I start to panic. The darkness down in the bunker seems to suddenly envelop me, and the stagnant air seems to grow even hotter. I can’t help but think of the prison cell Ben and I were locked in back in Arena 1 in all those months ago.
Finally, I jam my shoulder in the trapdoor hard enough for it to give. The hinges ping off as I slam my palms into it.
Quickly, I ascend the ladder, and the sight that meets me makes me cry out in despair.
Everything is gone.
From the floorboards beneath me, I can hear people jerking awake, scrabbling to get to the ladder and find out what’s making me wail. Ryan’s the first to emerge out of the hole. He looks at where I sit crumpled on the floor with an alarmed expression on his face.
“He took everything!” I cry. “Craig. He stole everything.”
The others begin filing out of the underground bunker, and look around at the empty room with dismay. The food, the weapons, our backpacks, everything has gone. Then I realize, with an even greater despair, that our map has been taken as well.
Ryan comes over and drags me back up to my feet.
“We can’t stay here, Brooke. We don’t know who he will have alerted to our presence. We have to leave.”
I know he’s right but I can hardly stand. The shock of losing our possessions is too great for me to bear. All that food, gone, and the means with which to hunt stolen from us too. What are we going to do?
Finally, I manage to stand and stagger out of the shack and into the bright daylight. At the very least, our bikes remain. Craig must have left them knowing the engine noise would wake us up.

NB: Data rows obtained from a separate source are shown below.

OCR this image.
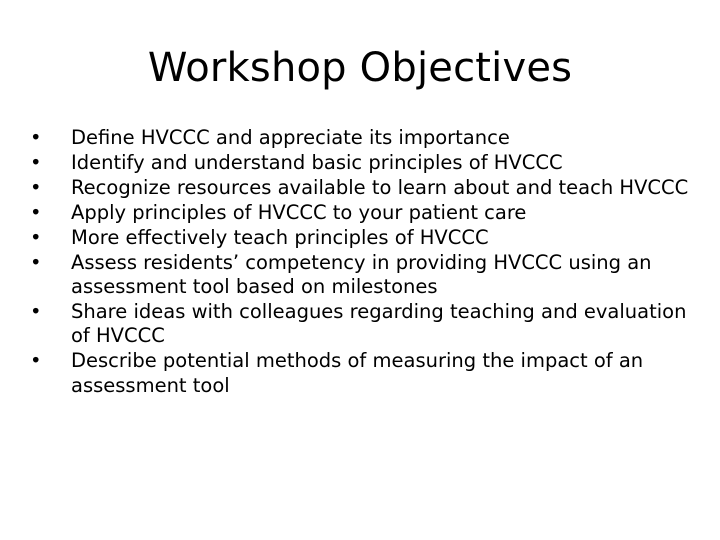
Workshop Objectives
•	Define HVCCC and appreciate its importance
•	Identify and understand basic principles of HVCCC
•	Recognize resources available to learn about and teach HVCCC
•	Apply principles of HVCCC to your patient care
•	More effectively teach principles of HVCCC
•	Assess residents’ competency in providing HVCCC using an assessment tool based on milestones
•	Share ideas with colleagues regarding teaching and evaluation of HVCCC
•	Describe potential methods of measuring the impact of an assessment tool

Without the map to guide us to Houston, we have no choice but to follow the Mississippi south. The roads are so destroyed here that there aren’t even any signs we can follow, and the bombs have flattened everything, meaning there aren’t even any distinguishable landmarks. It may add some more hours onto our journey but at least we’ll end up in Louisiana eventually, and then it’s just a case of heading west until we hit Houston.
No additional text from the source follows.